On Thursday morning, as smoke and flames engulfed part of an Orange Line train drawing close Somerville’s Assembly Station, commuters were sent right into a collective panic.

Amid the chaos of riders kicking thru home windows and leaping out of teach motors — all of the at the same time as struggling to realize what changed into going on — an unidentified female made the selection to jump from the bridge wherein the educate had stopped, down into the water underneath.

A fellow passenger recalled hearing every other individual shout on the lady not to make the leap. But whilst she appeared down, she could see the female already paddling to shore — a move, she stated, “made humans panic even more.”

When she was provided help from a municipal marine boat that “passed off to be within the river for training,” the lady widely wide-spread a existence jacket however denied extra help, Somerville Fire Chief Charles Breen informed the Globe.

Instead, she swam by way of herself to safety, and walked far from the modern in a string of incidents regarding the beleaguered transit authority.

“I was very scared for every person.
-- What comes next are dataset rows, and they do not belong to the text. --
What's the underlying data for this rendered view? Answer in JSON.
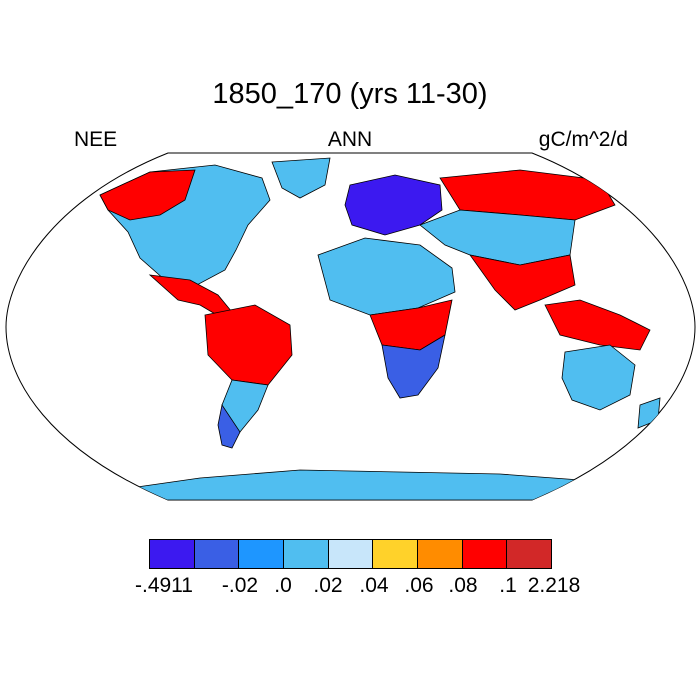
{
  "title": "1850_170 (yrs 11-30)",
  "variable": "NEE",
  "season": "ANN",
  "units": "gC/m^2/d",
  "colorbar": {
    "colors": [
      "#3c19f0",
      "#3a5fe5",
      "#1e96ff",
      "#50bef0",
      "#c8e6fa",
      "#ffd22a",
      "#ff8c00",
      "#ff0000",
      "#d22828"
    ],
    "labels": [
      "-.4911",
      "-.02",
      ".0",
      ".02",
      ".04",
      ".06",
      ".08",
      ".1",
      "2.218"
    ]
  },
  "map": {
    "projection": "Robinson",
    "ocean_color": "#ffffff",
    "region_values": {
      "north_america": ".02",
      "alaska_canada_west": ".1",
      "greenland": ".02",
      "mexico_central_america": ".1",
      "amazon": ".1",
      "south_america_south": ".02",
      "patagonia": "-.02",
      "europe": "-.4911",
      "africa_north": ".02",
      "africa_central": ".1",
      "africa_south": "-.02",
      "siberia": ".1",
      "asia": ".02",
      "india_china": ".1",
      "southeast_asia_islands": ".1",
      "australia": ".02",
      "antarctica": ".02"
    }
  }
}
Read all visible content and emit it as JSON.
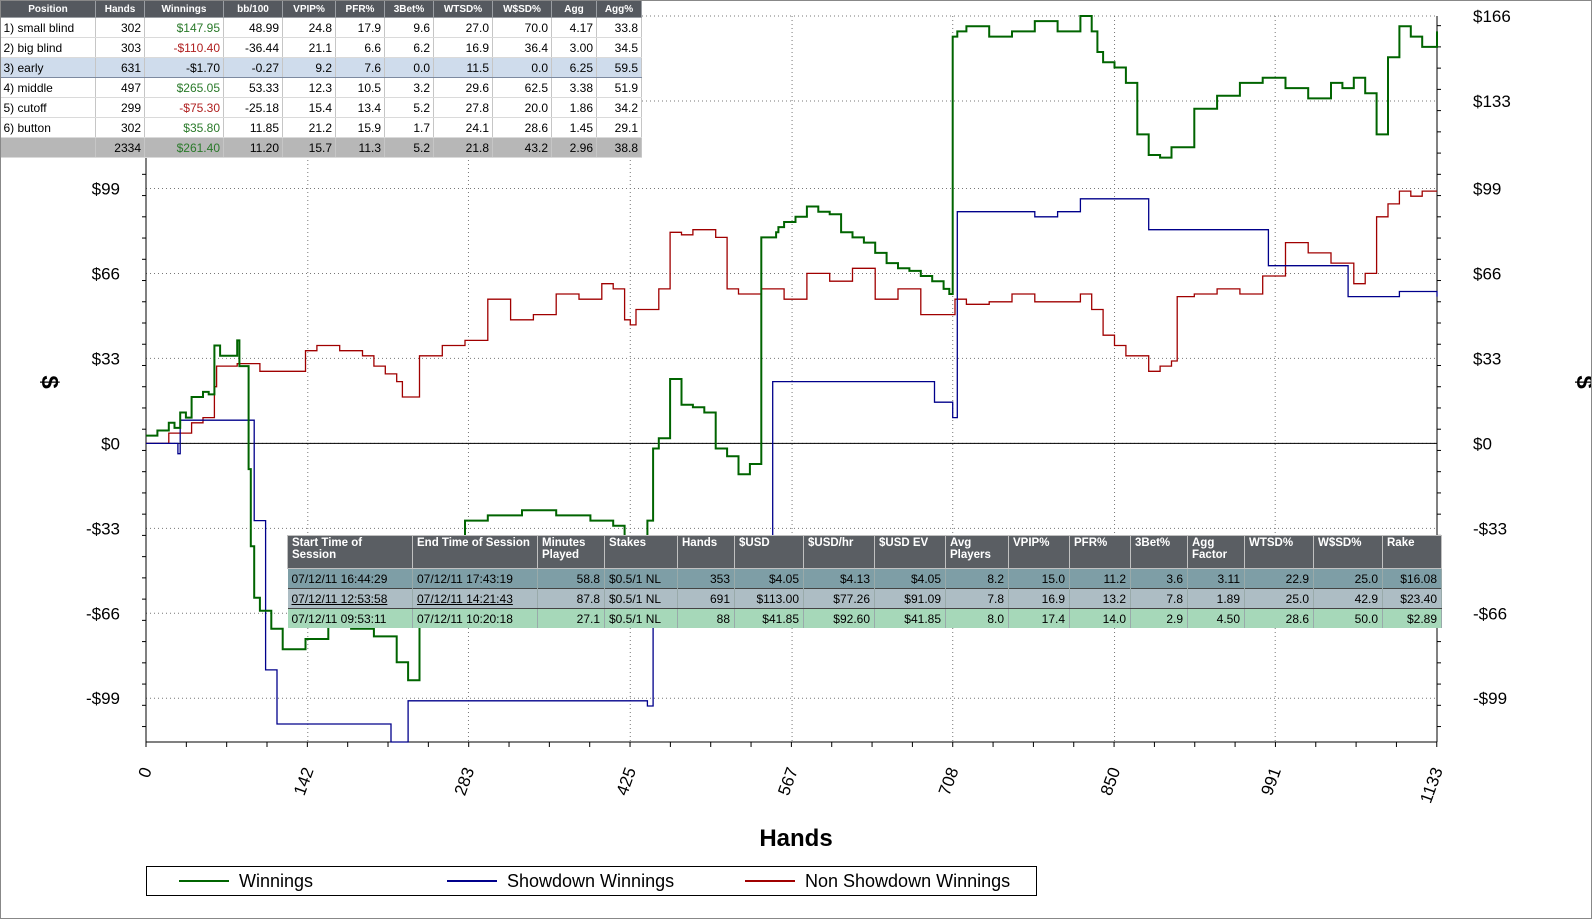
{
  "position_table": {
    "headers": [
      "Position",
      "Hands",
      "Winnings",
      "bb/100",
      "VPIP%",
      "PFR%",
      "3Bet%",
      "WTSD%",
      "W$SD%",
      "Agg",
      "Agg%"
    ],
    "rows": [
      [
        "1) small blind",
        "302",
        "$147.95",
        "48.99",
        "24.8",
        "17.9",
        "9.6",
        "27.0",
        "70.0",
        "4.17",
        "33.8"
      ],
      [
        "2) big blind",
        "303",
        "-$110.40",
        "-36.44",
        "21.1",
        "6.6",
        "6.2",
        "16.9",
        "36.4",
        "3.00",
        "34.5"
      ],
      [
        "3) early",
        "631",
        "-$1.70",
        "-0.27",
        "9.2",
        "7.6",
        "0.0",
        "11.5",
        "0.0",
        "6.25",
        "59.5"
      ],
      [
        "4) middle",
        "497",
        "$265.05",
        "53.33",
        "12.3",
        "10.5",
        "3.2",
        "29.6",
        "62.5",
        "3.38",
        "51.9"
      ],
      [
        "5) cutoff",
        "299",
        "-$75.30",
        "-25.18",
        "15.4",
        "13.4",
        "5.2",
        "27.8",
        "20.0",
        "1.86",
        "34.2"
      ],
      [
        "6) button",
        "302",
        "$35.80",
        "11.85",
        "21.2",
        "15.9",
        "1.7",
        "24.1",
        "28.6",
        "1.45",
        "29.1"
      ]
    ],
    "total": [
      "",
      "2334",
      "$261.40",
      "11.20",
      "15.7",
      "11.3",
      "5.2",
      "21.8",
      "43.2",
      "2.96",
      "38.8"
    ],
    "selected_row": 2
  },
  "session_table": {
    "headers": [
      "Start Time of Session",
      "End Time of Session",
      "Minutes Played",
      "Stakes",
      "Hands",
      "$USD",
      "$USD/hr",
      "$USD EV",
      "Avg Players",
      "VPIP%",
      "PFR%",
      "3Bet%",
      "Agg Factor",
      "WTSD%",
      "W$SD%",
      "Rake"
    ],
    "rows": [
      [
        "07/12/11 16:44:29",
        "07/12/11 17:43:19",
        "58.8",
        "$0.5/1 NL",
        "353",
        "$4.05",
        "$4.13",
        "$4.05",
        "8.2",
        "15.0",
        "11.2",
        "3.6",
        "3.11",
        "22.9",
        "25.0",
        "$16.08"
      ],
      [
        "07/12/11 12:53:58",
        "07/12/11 14:21:43",
        "87.8",
        "$0.5/1 NL",
        "691",
        "$113.00",
        "$77.26",
        "$91.09",
        "7.8",
        "16.9",
        "13.2",
        "7.8",
        "1.89",
        "25.0",
        "42.9",
        "$23.40"
      ],
      [
        "07/12/11 09:53:11",
        "07/12/11 10:20:18",
        "27.1",
        "$0.5/1 NL",
        "88",
        "$41.85",
        "$92.60",
        "$41.85",
        "8.0",
        "17.4",
        "14.0",
        "2.9",
        "4.50",
        "28.6",
        "50.0",
        "$2.89"
      ]
    ]
  },
  "chart_data": {
    "type": "line",
    "xlabel": "Hands",
    "ylabel": "$",
    "xlim": [
      0,
      1133
    ],
    "ylim": [
      -116,
      166
    ],
    "x_ticks": [
      0,
      142,
      283,
      425,
      567,
      708,
      850,
      991,
      1133
    ],
    "y_ticks": [
      -99,
      -66,
      -33,
      0,
      33,
      66,
      99,
      133,
      166
    ],
    "y_tick_labels": [
      "-$99",
      "-$66",
      "-$33",
      "$0",
      "$33",
      "$66",
      "$99",
      "$133",
      "$166"
    ],
    "grid": true,
    "legend_position": "bottom",
    "series": [
      {
        "name": "Winnings",
        "color": "#006400",
        "x": [
          0,
          10,
          20,
          25,
          30,
          35,
          40,
          50,
          55,
          60,
          62,
          65,
          80,
          82,
          90,
          92,
          95,
          100,
          110,
          120,
          140,
          160,
          180,
          200,
          220,
          230,
          240,
          245,
          250,
          260,
          280,
          300,
          330,
          360,
          390,
          410,
          420,
          425,
          430,
          440,
          445,
          450,
          460,
          470,
          480,
          490,
          500,
          510,
          520,
          530,
          540,
          550,
          553,
          555,
          560,
          570,
          580,
          590,
          600,
          610,
          620,
          630,
          640,
          650,
          660,
          670,
          680,
          690,
          700,
          705,
          708,
          712,
          720,
          740,
          760,
          780,
          800,
          820,
          830,
          835,
          840,
          850,
          860,
          870,
          880,
          890,
          900,
          920,
          940,
          960,
          980,
          1000,
          1020,
          1040,
          1050,
          1060,
          1070,
          1080,
          1090,
          1100,
          1110,
          1120,
          1133
        ],
        "y": [
          3,
          5,
          8,
          6,
          12,
          10,
          18,
          20,
          19,
          38,
          38,
          34,
          40,
          30,
          -10,
          -40,
          -60,
          -65,
          -72,
          -80,
          -76,
          -70,
          -72,
          -75,
          -85,
          -92,
          -70,
          -60,
          -50,
          -40,
          -30,
          -28,
          -26,
          -28,
          -30,
          -32,
          -38,
          -45,
          -50,
          -30,
          -2,
          2,
          25,
          15,
          14,
          12,
          -2,
          -5,
          -12,
          -8,
          80,
          80,
          82,
          84,
          86,
          88,
          92,
          90,
          89,
          82,
          80,
          78,
          74,
          70,
          68,
          67,
          65,
          63,
          60,
          58,
          158,
          160,
          162,
          158,
          160,
          164,
          160,
          166,
          160,
          152,
          148,
          146,
          140,
          120,
          112,
          111,
          115,
          130,
          135,
          140,
          142,
          138,
          134,
          140,
          138,
          142,
          136,
          120,
          150,
          162,
          158,
          154,
          160
        ]
      },
      {
        "name": "Showdown Winnings",
        "color": "#00008b",
        "x": [
          0,
          25,
          28,
          30,
          90,
          95,
          105,
          115,
          210,
          215,
          230,
          250,
          440,
          445,
          548,
          550,
          690,
          692,
          708,
          712,
          730,
          780,
          800,
          820,
          850,
          880,
          980,
          985,
          1050,
          1055,
          1090,
          1100,
          1133
        ],
        "y": [
          0,
          0,
          -4,
          9,
          9,
          -30,
          -88,
          -109,
          -109,
          -116,
          -100,
          -100,
          -102,
          -45,
          -45,
          24,
          24,
          16,
          10,
          90,
          90,
          88,
          90,
          95,
          95,
          83,
          83,
          69,
          69,
          57,
          57,
          59,
          57
        ]
      },
      {
        "name": "Non Showdown Winnings",
        "color": "#a00000",
        "x": [
          0,
          20,
          40,
          50,
          60,
          62,
          80,
          100,
          120,
          140,
          150,
          170,
          190,
          200,
          210,
          220,
          225,
          240,
          260,
          280,
          300,
          320,
          340,
          360,
          380,
          400,
          410,
          420,
          425,
          430,
          440,
          450,
          460,
          470,
          480,
          500,
          510,
          520,
          540,
          560,
          580,
          600,
          620,
          640,
          660,
          680,
          700,
          710,
          720,
          740,
          760,
          780,
          800,
          820,
          830,
          840,
          850,
          860,
          880,
          890,
          900,
          905,
          920,
          940,
          960,
          980,
          1000,
          1020,
          1040,
          1060,
          1070,
          1080,
          1090,
          1100,
          1110,
          1120,
          1133
        ],
        "y": [
          0,
          4,
          8,
          10,
          22,
          30,
          31,
          28,
          28,
          36,
          38,
          36,
          34,
          30,
          27,
          24,
          18,
          34,
          38,
          40,
          56,
          48,
          50,
          58,
          56,
          62,
          60,
          48,
          46,
          52,
          52,
          60,
          82,
          81,
          83,
          80,
          60,
          58,
          60,
          56,
          66,
          63,
          68,
          56,
          60,
          50,
          50,
          56,
          54,
          55,
          58,
          55,
          55,
          58,
          52,
          42,
          38,
          34,
          28,
          30,
          32,
          57,
          58,
          60,
          58,
          65,
          78,
          74,
          70,
          62,
          66,
          88,
          93,
          98,
          96,
          98,
          98
        ]
      }
    ]
  }
}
We had no idea what was occurring. It become like pandemonium,” the female, who asked to remain anonymous, told the news station. “I assume I’m safer inside the water proper now than walking down the tracks.”

But her anonymity hasn’t stopped her from receiving tremendous interest, with some transit riders sympathizing with her unflinching dedication to get away.

“Who is that courageous woman, who jumps, refuses assistance, and [swims] on this river?” tweeted Reza Rawassizadeh, a professor at Boston University.

Grace Holley, a community planner, said while she rides the Orange Line, she regularly mentally prepares for a number of potential occasions. But having to leap into the water is a new one.

“Usually at the Orange Line I do a quick mental prep for following situations: a shooting, witnessing some thing violent/wanting to guard someone, teach falling off course on curvy bridge element by means of Charlestown,” she tweeted.

“She might be the identical lady from Boston who slipped among a train and the track some years ago and begged each person no longer to call an ambulance regardless of being critically injured,” tweeted one man or woman. “Tough as hell but a sad mirrored image on the price and country of healthcare.”

From deteriorating infrastructure to a passenger death and injuries due to mechanical and protection screw ups, the leap heard-spherical-the-Internet felt like the pinnacle in a string of incidents which have brought about oversight hearings and a federal investigation.